La columna del Director

JESUITAS: ¿OVEJAS O LOBOS?

Por: Luciano Revoredo.-

La lectura de un artículo de opinión, publicado hace pocos días, llamó mi atención. Hugo Guerra hace, a mi juicio, un breve pero acertado análisis de la situación preocupante en la que se encuentra el ejercicio del periodismo en el Perú. Y hacia el final sugiere una lectura de un enfrentamiento ideológico al interior de la Iglesia peruana, que tendría ecos en otros ámbitos de la sociedad. Confieso, quizá llevado por la imaginación, que por un momento me sentí transportado a una trama narrativa al estilo de Dan Brown, con una dosis de surrealismo, y un toque final de realismo mágico. Seguí la pista, y algunos datos empezaron a aflorar para configurar un cuadro de no muy grata apariencia.

Cualquier persona familiarizada con el devenir de la Iglesia en la historia sabe que enfrentamientos y bandos han existido siempre. La diferencia, quizá, es que antes esos trapitos pasaban inadvertidos para la gran población de fieles. Hoy, con la globalización, la difusión de medios y redes sociales, y el actuar del periodismo, lo común es que tarde o temprano esas historias afloren. En ese sentido, la triste fractura que afecta al episcopado peruano es algo casi de dominio público. Y esto, además, por obra de los mismos obispos que no titubean en atacarse unos a otros en público y por escrito, como lo hizo, por ejemplo, el obispo Nann, de Caravelí, con Mons. José Antonio Eguren o el alucinante comunicado de la Presidencia de la Conferencia Episcopal, con el apoyo del arzobispo de Lima, en el que apoyan al periodista anticlerical Salinas sin haber leído el íntegro de la sentencia del proceso judicial.

Esta quiebra también se hace extensiva a las congregaciones religiosas. Fuentes confiables me aseguran que una antigua e influyente congregación, la Compañía de Jesús, estaría muy interesada en que el Vaticano disuelva al Sodalicio de Vida Cristiana. Como se sabe, esta congregación peruana viene pasando una fuerte crisis, y desde enero cuenta con nuevas autoridades que, en coordinación con Roma, vienen trabajando por reconducir su labor. Parecería que un sector de jesuitas, alineados con algunos obispos que abiertamente lo han declarado, ven en esta situación una oportunidad para sacar del cuadro a un movimiento que se les ha opuesto ideológicamente durante décadas. Como se dice popularmente, a hacer leña del árbol caído y liberar el camino.

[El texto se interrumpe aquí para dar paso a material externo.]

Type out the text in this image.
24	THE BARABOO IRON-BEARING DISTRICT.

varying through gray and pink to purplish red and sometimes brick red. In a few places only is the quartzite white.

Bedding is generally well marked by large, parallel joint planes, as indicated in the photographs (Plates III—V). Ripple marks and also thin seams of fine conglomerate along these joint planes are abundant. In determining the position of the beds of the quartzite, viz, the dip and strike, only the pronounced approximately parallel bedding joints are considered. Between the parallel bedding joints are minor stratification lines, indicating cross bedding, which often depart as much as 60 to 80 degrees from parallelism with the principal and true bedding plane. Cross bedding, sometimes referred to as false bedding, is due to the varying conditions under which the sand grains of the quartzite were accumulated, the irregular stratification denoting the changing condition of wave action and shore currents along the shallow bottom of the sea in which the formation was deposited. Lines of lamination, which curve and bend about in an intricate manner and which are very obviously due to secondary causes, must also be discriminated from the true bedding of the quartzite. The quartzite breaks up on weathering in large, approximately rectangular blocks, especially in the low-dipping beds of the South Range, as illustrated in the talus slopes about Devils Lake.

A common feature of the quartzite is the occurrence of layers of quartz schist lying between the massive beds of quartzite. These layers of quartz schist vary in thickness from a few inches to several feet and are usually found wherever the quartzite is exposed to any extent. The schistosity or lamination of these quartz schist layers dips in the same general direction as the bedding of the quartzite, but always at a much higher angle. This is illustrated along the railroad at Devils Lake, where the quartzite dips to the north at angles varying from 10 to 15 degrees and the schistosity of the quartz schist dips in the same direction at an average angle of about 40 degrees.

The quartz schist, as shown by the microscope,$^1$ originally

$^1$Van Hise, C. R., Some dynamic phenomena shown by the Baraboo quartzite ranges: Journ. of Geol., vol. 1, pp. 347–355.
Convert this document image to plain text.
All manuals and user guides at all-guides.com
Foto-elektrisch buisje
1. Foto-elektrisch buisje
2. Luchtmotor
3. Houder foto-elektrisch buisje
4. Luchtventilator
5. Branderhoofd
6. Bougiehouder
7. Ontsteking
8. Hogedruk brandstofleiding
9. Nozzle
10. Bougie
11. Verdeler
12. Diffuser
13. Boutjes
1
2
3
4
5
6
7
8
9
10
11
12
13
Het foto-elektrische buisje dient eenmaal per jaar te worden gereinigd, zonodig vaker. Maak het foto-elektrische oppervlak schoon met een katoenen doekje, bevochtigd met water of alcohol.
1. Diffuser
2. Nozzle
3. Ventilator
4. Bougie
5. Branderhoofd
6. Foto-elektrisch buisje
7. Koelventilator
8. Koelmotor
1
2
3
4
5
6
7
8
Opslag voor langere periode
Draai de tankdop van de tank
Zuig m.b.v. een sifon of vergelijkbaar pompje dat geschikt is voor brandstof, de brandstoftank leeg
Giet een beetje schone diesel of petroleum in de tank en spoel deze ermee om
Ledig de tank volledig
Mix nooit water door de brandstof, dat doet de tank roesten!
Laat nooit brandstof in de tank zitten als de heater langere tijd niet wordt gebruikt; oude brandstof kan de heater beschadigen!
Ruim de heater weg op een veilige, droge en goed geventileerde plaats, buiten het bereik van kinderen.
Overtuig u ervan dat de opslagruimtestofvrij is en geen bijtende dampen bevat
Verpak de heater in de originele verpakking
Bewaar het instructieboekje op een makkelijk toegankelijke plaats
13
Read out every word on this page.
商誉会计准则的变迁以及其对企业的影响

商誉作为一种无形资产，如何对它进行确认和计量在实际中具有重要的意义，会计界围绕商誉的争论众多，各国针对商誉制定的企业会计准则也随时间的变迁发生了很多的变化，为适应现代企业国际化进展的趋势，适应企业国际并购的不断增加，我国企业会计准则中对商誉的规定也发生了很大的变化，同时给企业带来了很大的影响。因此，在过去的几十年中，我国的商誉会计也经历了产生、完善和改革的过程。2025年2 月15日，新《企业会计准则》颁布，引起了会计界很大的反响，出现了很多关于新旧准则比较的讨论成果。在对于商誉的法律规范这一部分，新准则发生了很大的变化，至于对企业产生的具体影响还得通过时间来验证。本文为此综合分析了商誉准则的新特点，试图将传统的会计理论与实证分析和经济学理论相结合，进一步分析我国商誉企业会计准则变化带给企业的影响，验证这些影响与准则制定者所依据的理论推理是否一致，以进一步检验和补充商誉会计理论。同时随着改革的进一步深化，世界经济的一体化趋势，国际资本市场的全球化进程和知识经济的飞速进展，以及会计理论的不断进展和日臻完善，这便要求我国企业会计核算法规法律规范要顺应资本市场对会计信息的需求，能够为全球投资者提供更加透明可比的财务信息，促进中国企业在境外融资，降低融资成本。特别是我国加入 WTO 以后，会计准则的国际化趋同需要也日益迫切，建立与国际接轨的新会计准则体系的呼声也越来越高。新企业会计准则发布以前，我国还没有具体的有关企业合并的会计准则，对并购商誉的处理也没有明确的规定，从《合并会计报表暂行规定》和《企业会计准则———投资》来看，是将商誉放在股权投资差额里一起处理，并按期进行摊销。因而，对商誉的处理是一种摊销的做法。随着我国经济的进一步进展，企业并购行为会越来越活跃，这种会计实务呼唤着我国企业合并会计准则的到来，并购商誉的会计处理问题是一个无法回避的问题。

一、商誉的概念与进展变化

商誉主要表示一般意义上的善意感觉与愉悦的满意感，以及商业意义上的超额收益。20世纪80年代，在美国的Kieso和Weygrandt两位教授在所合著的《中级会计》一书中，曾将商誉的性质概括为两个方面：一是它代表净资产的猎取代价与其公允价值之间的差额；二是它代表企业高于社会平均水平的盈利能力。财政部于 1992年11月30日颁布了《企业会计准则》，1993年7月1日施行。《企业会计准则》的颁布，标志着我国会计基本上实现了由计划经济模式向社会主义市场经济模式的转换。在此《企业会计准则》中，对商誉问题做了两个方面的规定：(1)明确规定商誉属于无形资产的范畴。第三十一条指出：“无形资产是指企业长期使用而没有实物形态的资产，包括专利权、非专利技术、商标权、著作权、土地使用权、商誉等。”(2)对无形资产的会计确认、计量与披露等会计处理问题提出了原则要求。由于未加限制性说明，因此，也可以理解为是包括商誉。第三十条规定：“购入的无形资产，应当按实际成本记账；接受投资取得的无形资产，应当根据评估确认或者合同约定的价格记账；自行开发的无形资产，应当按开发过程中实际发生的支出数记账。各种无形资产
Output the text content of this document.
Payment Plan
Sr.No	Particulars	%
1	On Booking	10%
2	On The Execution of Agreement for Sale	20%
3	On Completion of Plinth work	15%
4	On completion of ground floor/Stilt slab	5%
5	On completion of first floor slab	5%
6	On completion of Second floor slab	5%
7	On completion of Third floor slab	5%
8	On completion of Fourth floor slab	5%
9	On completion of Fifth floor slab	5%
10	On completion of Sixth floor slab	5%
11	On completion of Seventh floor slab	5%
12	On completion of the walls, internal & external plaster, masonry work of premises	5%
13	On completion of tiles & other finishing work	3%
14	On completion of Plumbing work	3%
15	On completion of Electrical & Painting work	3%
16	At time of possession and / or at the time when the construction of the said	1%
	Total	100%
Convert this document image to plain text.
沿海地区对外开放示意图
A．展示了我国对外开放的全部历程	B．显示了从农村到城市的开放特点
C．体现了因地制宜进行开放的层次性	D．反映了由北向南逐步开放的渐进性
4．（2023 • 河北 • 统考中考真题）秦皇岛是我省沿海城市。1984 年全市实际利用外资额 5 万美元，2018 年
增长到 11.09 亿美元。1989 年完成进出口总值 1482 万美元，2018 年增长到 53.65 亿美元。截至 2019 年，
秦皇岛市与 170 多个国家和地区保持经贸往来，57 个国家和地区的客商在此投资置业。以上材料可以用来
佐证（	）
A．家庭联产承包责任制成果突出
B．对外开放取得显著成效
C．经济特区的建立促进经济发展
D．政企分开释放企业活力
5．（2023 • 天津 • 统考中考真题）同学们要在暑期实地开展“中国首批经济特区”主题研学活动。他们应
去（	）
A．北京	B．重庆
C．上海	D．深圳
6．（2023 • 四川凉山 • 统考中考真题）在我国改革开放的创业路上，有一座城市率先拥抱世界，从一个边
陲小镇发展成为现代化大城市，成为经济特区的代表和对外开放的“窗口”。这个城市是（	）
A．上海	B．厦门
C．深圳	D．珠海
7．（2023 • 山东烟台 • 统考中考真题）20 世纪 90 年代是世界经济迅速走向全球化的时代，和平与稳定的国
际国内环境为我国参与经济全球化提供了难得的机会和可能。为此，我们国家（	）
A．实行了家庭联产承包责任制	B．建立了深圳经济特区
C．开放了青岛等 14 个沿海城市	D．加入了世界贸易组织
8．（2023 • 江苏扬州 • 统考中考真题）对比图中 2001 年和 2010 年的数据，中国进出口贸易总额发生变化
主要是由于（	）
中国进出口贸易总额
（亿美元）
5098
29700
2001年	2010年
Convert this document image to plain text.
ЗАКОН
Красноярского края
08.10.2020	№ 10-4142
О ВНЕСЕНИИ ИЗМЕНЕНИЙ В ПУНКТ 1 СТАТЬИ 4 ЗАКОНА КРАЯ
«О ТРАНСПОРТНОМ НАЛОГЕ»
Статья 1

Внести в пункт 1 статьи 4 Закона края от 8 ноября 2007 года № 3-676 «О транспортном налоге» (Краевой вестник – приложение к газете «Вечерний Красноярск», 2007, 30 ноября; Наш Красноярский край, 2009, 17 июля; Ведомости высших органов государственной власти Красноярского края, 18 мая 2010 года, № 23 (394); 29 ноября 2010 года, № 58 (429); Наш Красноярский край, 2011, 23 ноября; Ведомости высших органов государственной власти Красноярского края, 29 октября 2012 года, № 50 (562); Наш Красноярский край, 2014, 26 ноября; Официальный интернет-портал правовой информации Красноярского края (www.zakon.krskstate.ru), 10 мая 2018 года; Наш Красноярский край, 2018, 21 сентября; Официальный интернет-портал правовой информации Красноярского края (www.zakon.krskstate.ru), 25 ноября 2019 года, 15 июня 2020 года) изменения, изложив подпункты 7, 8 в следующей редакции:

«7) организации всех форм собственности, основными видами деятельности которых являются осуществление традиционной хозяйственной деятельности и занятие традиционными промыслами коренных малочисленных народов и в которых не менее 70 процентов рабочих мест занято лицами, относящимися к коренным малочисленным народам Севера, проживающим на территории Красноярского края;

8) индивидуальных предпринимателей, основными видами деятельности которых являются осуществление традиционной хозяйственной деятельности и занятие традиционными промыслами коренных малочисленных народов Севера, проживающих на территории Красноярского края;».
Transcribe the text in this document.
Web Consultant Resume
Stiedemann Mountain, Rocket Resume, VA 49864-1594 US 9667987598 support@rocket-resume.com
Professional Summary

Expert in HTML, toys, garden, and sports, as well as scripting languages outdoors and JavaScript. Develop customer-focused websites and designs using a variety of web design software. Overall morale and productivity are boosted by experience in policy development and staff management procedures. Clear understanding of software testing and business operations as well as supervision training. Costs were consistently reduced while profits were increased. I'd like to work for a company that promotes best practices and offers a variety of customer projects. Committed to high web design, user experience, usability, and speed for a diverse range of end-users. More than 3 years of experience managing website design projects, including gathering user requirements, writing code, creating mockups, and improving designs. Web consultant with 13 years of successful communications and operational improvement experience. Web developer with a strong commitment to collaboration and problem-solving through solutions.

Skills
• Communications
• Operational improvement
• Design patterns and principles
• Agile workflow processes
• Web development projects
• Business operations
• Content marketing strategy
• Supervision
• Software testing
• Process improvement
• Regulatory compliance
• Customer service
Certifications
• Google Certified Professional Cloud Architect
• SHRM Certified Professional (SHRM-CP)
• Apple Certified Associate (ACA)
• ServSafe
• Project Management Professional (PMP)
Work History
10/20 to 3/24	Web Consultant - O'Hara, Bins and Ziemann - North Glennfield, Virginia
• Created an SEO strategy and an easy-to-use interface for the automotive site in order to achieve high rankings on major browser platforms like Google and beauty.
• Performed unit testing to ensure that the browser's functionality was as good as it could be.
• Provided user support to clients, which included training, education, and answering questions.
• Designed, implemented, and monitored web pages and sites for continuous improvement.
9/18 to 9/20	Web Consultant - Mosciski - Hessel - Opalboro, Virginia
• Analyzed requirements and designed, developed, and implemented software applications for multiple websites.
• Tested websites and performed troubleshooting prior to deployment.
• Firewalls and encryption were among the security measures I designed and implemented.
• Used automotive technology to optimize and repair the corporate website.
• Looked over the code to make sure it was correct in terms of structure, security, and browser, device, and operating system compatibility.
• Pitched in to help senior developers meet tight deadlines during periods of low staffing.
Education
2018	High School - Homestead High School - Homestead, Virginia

Pero el asunto va un poco más allá. Por lo que hemos podido indagar, la influencia de la Compañía de Jesús viene en creciente aumento. No sólo, como es evidente, por el cardenalato de Mons. Barreto, jesuita y amigo del Papa Francisco, sino por la cercanía que tienen con el Pontífice miembros notables de la Compañía en el Perú. Se dice, por ejemplo, que el p. Cardó y el p. Cavassa tuvieron mucho que ver en el sorprendente nombramiento del nuevo arzobispo de Lima. ¿Por qué sorprendente? Pues porque a juicio de los entendidos, no cuenta ni con la trayectoria ni con la experiencia para un cargo de tal magnitud.

Esto hace sospechar que sería un excelente elemento para manipular e impulsar una agenda propia. Por otro lado, su influencia en la Universidad Católica es conocida, así como en la Universidad del Pacífico. Se abren algunas interrogantes. ¿Por qué estos influyentes sacerdotes nunca dijeron nada sobre los cobros indebidos a los alumnos durante la gestión de Marcial Rubio? ¿Dónde quedó la preocupación por la justicia ante los recortes de pensión a más de 600 extrabajadores de la Católica?

El futuro no se presenta muy favorable para los católicos de a pie mientras los pastores y religiosos se sigan enredando en intrigas palaciegas. Si algo pudiéramos pedirles es que, antes que hacer de mediadores en conflictos mineros de los que poco o nada saben, se dediquen a lo que todos esperamos, y para lo que se les escogió: cuidar espiritualmente de los católicos, defender a los más débiles y abandonados de la sociedad, velar por la promoción de los valores cristianos en la sociedad y, salvadas las legítimas diferencias y opiniones, trabajar por la unidad de la Iglesia.